Wednesday, February 14, 2024

Mail and Preview Working Together

Wade Tregaskis:

…after I’d filled out a form PDF that was emailed to me. It had exactly the option I wanted first and foremost, to send the completed PDF back to the sender.

Sure, manually digging up the completed PDF from disk and dragging it into a Mail Compose [Reply] window isn’t hard, but it just feels so thoughtful when the system saves me the effort. Knowing that someone, somewhere, actually thought through how Mail & Preview might be used, and thought enough of their users to go to the trouble of implementing this.

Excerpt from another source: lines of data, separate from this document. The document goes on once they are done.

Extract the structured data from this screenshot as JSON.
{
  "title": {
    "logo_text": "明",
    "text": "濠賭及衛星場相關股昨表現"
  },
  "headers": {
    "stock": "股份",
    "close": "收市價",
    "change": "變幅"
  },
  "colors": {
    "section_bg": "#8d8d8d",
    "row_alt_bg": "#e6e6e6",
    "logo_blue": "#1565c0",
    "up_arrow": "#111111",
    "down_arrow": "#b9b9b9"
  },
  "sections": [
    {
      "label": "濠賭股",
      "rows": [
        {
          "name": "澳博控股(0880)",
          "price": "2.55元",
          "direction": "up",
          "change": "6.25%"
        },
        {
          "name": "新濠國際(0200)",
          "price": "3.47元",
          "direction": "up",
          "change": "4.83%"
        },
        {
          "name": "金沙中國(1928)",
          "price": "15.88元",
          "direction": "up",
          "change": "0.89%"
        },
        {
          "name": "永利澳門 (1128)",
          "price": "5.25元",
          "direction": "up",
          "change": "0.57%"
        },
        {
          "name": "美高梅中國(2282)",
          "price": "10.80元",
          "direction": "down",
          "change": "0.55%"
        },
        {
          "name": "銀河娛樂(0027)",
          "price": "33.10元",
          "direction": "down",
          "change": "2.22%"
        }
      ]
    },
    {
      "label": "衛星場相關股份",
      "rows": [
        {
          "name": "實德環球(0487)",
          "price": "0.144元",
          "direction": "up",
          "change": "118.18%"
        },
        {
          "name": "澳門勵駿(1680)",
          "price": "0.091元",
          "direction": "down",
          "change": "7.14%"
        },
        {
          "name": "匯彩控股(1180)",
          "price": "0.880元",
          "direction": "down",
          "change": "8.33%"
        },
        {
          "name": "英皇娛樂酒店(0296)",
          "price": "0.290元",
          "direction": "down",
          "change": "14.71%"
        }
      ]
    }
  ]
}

This does not happen when editing an image file. Is it only for PDF forms?

Unlike with kMDItemWhereFroms, there does not seem to be a public API, e.g. so that a third-party mail client could make the same information available to Preview or a third-party document editor could access the information from Mail.

The metadata seems to be stored in the com.apple.metadata:kMDLabel_6wu35kendfqeclnscacnwxtp5a extended attribute, which seems to be encrypted. I guess this is to prevent accidentally sharing it with other Macs because on the same Mac it’s accessible using mdls. Finder also displays an envelope badge on files with this attribute and displays some of the e-mail information.

Update (2024-04-08): Simon:

So far so good I guess. But did you know that when you select such a file in column view it now displays that email icon and a link (to Mail, and in my case non-functional) INSTEAD of the file size in the location where the file size used to be? So in order to see the size of a file that came as an email attachment I’m now having to open a Get Info window.